The credit agreement provides for a new $600 million senior unsecured revolver, which refinances and replaces the previous $600 million senior unsecured revolver, and a $300 million unsecured term loan that matures on Jan. 31, 2025, which is a continuation of the prior $300 million unsecured term loan that was set to mature on Jan. 31, 2025.

The new revolver matures July 5, 2026, but it can be extended until July 5, 2027.

With lender approval, the trust can increase the size of the revolver and the term loan up to a combined amount of $1.8 billion.

The credit agreement also provides for a $40 million letter-of-credit sub-facility, a $40 million swingline sub-facility and the ability to request bid rate loans.

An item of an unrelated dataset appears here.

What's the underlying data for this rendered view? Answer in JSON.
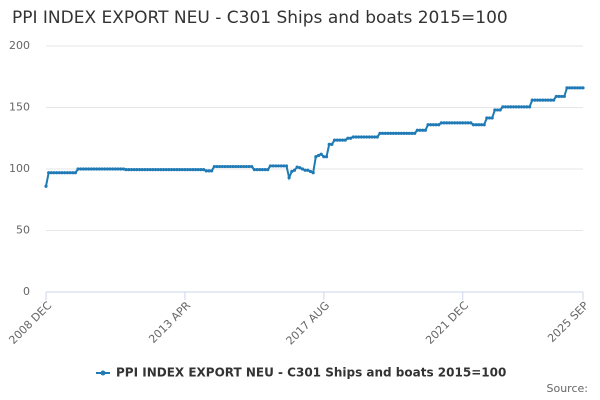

Interest is equal to SOFR plus an applicable margin based on the trust’s senior unsecured long-term debt rating. The credit adjustment for daily SOFR and term SOFR is 10 basis points. The applicable margin ranges from 72.5 bps to 140 bps for the revolver and 85 bps to 165 bps for the term loan.

The main financial covenants under the credit agreement are: total indebtedness may not exceed 60% of capitalized value (calculated based on a capitalization rate of 6%, which was 7.25% under the prior agreement); adjusted EBITDA for the period of two consecutive fiscal quarters most recently ending may not be less than 150% of fixed charges for that period; unsecured indebtedness will not be greater than 60% of unencumbered property value, except in connection with a material acquisition the percentage is increased to 65% for a specified period of time; secured indebtedness may not exceed 40% of capitalized value; and unencumbered NOI will not be less than 200% of unsecured debt service.

KeyBanc Capital Markets, Inc., Wells Fargo Securities, LLC and Regions Capital Markets are joint lead arrangers and joint bookrunners.

Wells Fargo Bank, NA and Regions Bank are co-syndication agents.

Bank of America, NA, Citizens Bank, NA, Mizuho Bank, Ltd., JPMorgan Chase Bank, NA, PNC Bank, NA, TD Bank, NA and U.S. Bank NA are co-documentation agents.

The New York-based real estate investment trust expects to use proceeds under the revolver for general working capital, including to fund new investments.